Design moves after hitting ready

When I place my product piece and place my design, I get everything lined up and ready to print I hit the ready button and my design moves. I have to cancel the print and go back and re-align, sometimes several times before it does not move when I hit ready. Even when I do this my print will be out of alignment

I did all of these at the same time. My placement was perfect and they were held down so they did not move and the flower printed off to the side. Why does the design move after I hit ready?

Welcome to the forum.

It is important to use the set focus tool before placing your artwork. Make sure that the red beam lands squarely on the material where you want your design. For precise placement on irregularly shaped objects, it is best to make a jig.




It’s not your design that’s moving, it’s the camera image behind it that’s “moving” by being scaled smaller or larger. Your design only moves when you move it.

Warning: long explanation incoming.

There’s a camera on the lid of the machine pointing at the crumb tray. It takes a picture of your material, which shows up on the GF application, bordered by some rulers, and you line up artwork with your material that way.

But how does the Glowforge know how big or small to make the camera picture so the rulers are accurate and you’re lining up your artwork with a life-sized image? After all, a 4 inch square of wood will look larger than 4 inches if it’s closer to the camera, and smaller than 4 inches if it’s further away from the camera. That’s just how vision works, right? It can only scale it to show up as 4 inches on your screen if it knows EXACTLY how far away that wood is from the camera.

Since the distance from the camera to the crumb tray is a known number, the only unknown is how thick your material is. If you use Proofgrade materials, the thickness is programmed in. It’s still an approximation, since every piece of wood or plastic varies a little from the next, but it should be pretty close. That means the camera picture will be scaled pretty close to “true to real size”.

But if you put anything else in the machine, it won’t know, and the picture won’t be the right size. If you line up your artwork with that picture, it will print somewhere other than where it shows on your screen… unless you provide the material’s thickness.

And you can do that by measuring it, or asking the Glowforge to measure it. The “Set Focus” button tells the Glowforge to go measure the material height using its laser range finder on the bottom of the print head. If you don’t use the “Set Focus” button before hitting the “Print” button, the first thing it does is go and measure the material height on its own, picking a point near the middle of your design as the place to measure it from. That’s what it means when it says “autofocusing on your material”, the first part of the “preparing” stage before the time for your print pops up.

If the measurement it comes up with is different from the height of the material you had selected, you’ll see everything “shift” on your screen as the camera image is scaled to true size. But if you had already used the “set focus” button before lining up your design with the picture, the image is already scaled, this step of “preparing your print” is skipped, and there will be no shift.

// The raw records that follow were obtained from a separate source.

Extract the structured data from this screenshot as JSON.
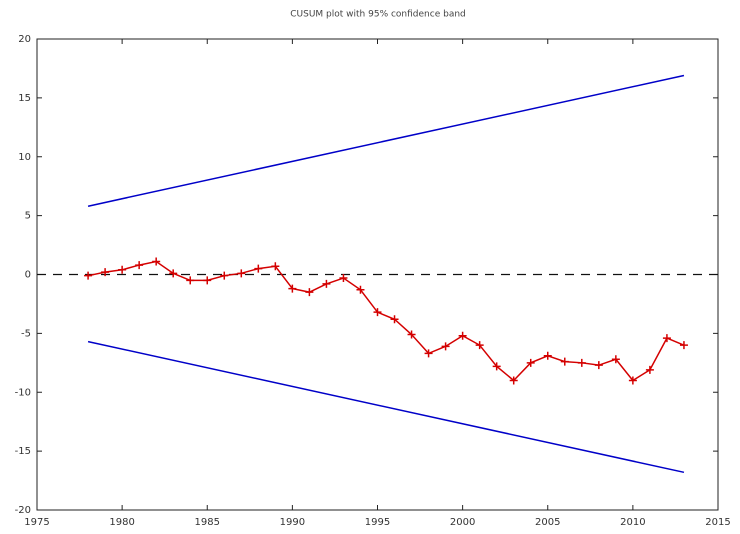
{
  "chart_data": {
    "type": "line",
    "title": "CUSUM plot with 95% confidence band",
    "xlim": [
      1975,
      2015
    ],
    "ylim": [
      -20,
      20
    ],
    "xticks": [
      1975,
      1980,
      1985,
      1990,
      1995,
      2000,
      2005,
      2010,
      2015
    ],
    "yticks": [
      -20,
      -15,
      -10,
      -5,
      0,
      5,
      10,
      15,
      20
    ],
    "hline": 0,
    "series": [
      {
        "color": "#d40000",
        "marker": "+",
        "x": [
          1978,
          1979,
          1980,
          1981,
          1982,
          1983,
          1984,
          1985,
          1986,
          1987,
          1988,
          1989,
          1990,
          1991,
          1992,
          1993,
          1994,
          1995,
          1996,
          1997,
          1998,
          1999,
          2000,
          2001,
          2002,
          2003,
          2004,
          2005,
          2006,
          2007,
          2008,
          2009,
          2010,
          2011,
          2012,
          2013
        ],
        "values": [
          -0.1,
          0.2,
          0.4,
          0.8,
          1.1,
          0.1,
          -0.5,
          -0.5,
          -0.1,
          0.1,
          0.5,
          0.7,
          -1.2,
          -1.5,
          -0.8,
          -0.3,
          -1.3,
          -3.2,
          -3.8,
          -5.1,
          -6.7,
          -6.1,
          -5.2,
          -6.0,
          -7.8,
          -9.0,
          -7.5,
          -6.9,
          -7.4,
          -7.5,
          -7.7,
          -7.2,
          -9.0,
          -8.1,
          -5.4,
          -6.0
        ]
      },
      {
        "color": "#0000c8",
        "x": [
          1978,
          2013
        ],
        "values": [
          5.8,
          16.9
        ]
      },
      {
        "color": "#0000c8",
        "x": [
          1978,
          2013
        ],
        "values": [
          -5.7,
          -16.8
        ]
      }
    ]
  }
}
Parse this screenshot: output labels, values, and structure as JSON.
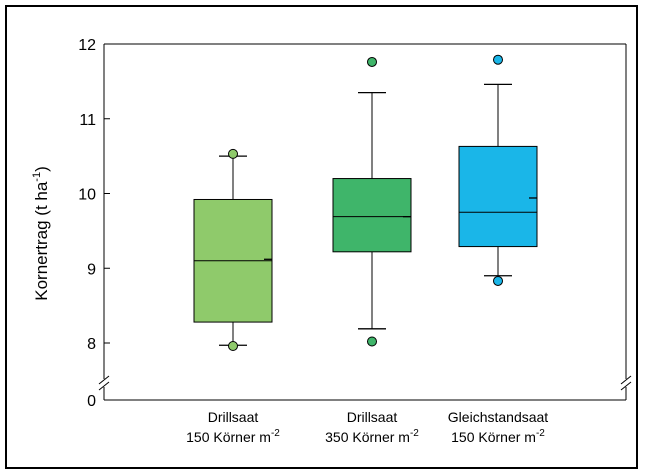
{
  "chart_data": {
    "type": "boxplot",
    "ylabel": "Kornertrag (t ha-1)",
    "ylabel_parts": {
      "main": "Kornertrag (t ha",
      "sup": "-1",
      "close": ")"
    },
    "y_ticks": [
      {
        "value": 0,
        "label": "0"
      },
      {
        "value": 8,
        "label": "8"
      },
      {
        "value": 9,
        "label": "9"
      },
      {
        "value": 10,
        "label": "10"
      },
      {
        "value": 11,
        "label": "11"
      },
      {
        "value": 12,
        "label": "12"
      }
    ],
    "ylim": [
      7.65,
      12
    ],
    "axis_break": true,
    "grid": false,
    "categories": [
      {
        "line1": "Drillsaat",
        "line2": "150 Körner m",
        "sup": "-2",
        "color": "#8fca6b",
        "median": 9.1,
        "mean": 9.12,
        "q1": 8.28,
        "q3": 9.92,
        "whisker_low": 7.97,
        "whisker_high": 10.5,
        "outliers": [
          10.53,
          7.96
        ]
      },
      {
        "line1": "Drillsaat",
        "line2": "350 Körner m",
        "sup": "-2",
        "color": "#3fb56a",
        "median": 9.69,
        "mean": 9.69,
        "q1": 9.22,
        "q3": 10.2,
        "whisker_low": 8.19,
        "whisker_high": 11.35,
        "outliers": [
          11.76,
          8.02
        ]
      },
      {
        "line1": "Gleichstandsaat",
        "line2": "150 Körner m",
        "sup": "-2",
        "color": "#1ab6e8",
        "median": 9.75,
        "mean": 9.94,
        "q1": 9.29,
        "q3": 10.63,
        "whisker_low": 8.9,
        "whisker_high": 11.46,
        "outliers": [
          11.79,
          8.83
        ]
      }
    ]
  }
}
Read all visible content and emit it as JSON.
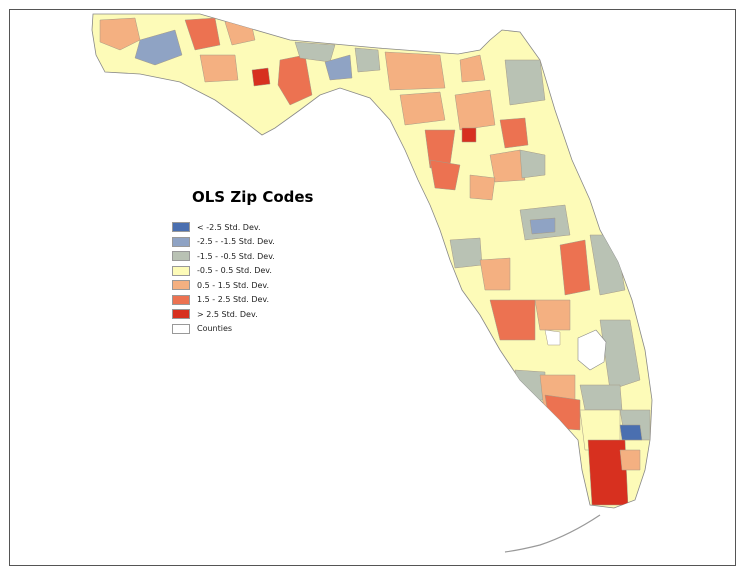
{
  "legend": {
    "title": "OLS Zip Codes",
    "items": [
      {
        "label": "< -2.5 Std. Dev.",
        "color": "#4a6fb0"
      },
      {
        "label": "-2.5 - -1.5 Std. Dev.",
        "color": "#8fa3c4"
      },
      {
        "label": "-1.5 - -0.5 Std. Dev.",
        "color": "#b9c2b4"
      },
      {
        "label": "-0.5 - 0.5 Std. Dev.",
        "color": "#fdfbb8"
      },
      {
        "label": "0.5 - 1.5 Std. Dev.",
        "color": "#f4b081"
      },
      {
        "label": "1.5 - 2.5 Std. Dev.",
        "color": "#ec7251"
      },
      {
        "label": "> 2.5 Std. Dev.",
        "color": "#d7301f"
      },
      {
        "label": "Counties",
        "color": "#ffffff"
      }
    ]
  }
}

ALL THAT SAID, since the items you’re engraving on are not a flat surface with equal distance from the camera at all points, you probably want to make a jig to get perfect alignment instead of using the camera at all. Search “jig” in the forum to start learning about that…


This ^^^^ It very well could be an issue of where set-focus is hitting on the concave surface, and some kind of jig or running a test on a masked spoon at very low power is a great solution.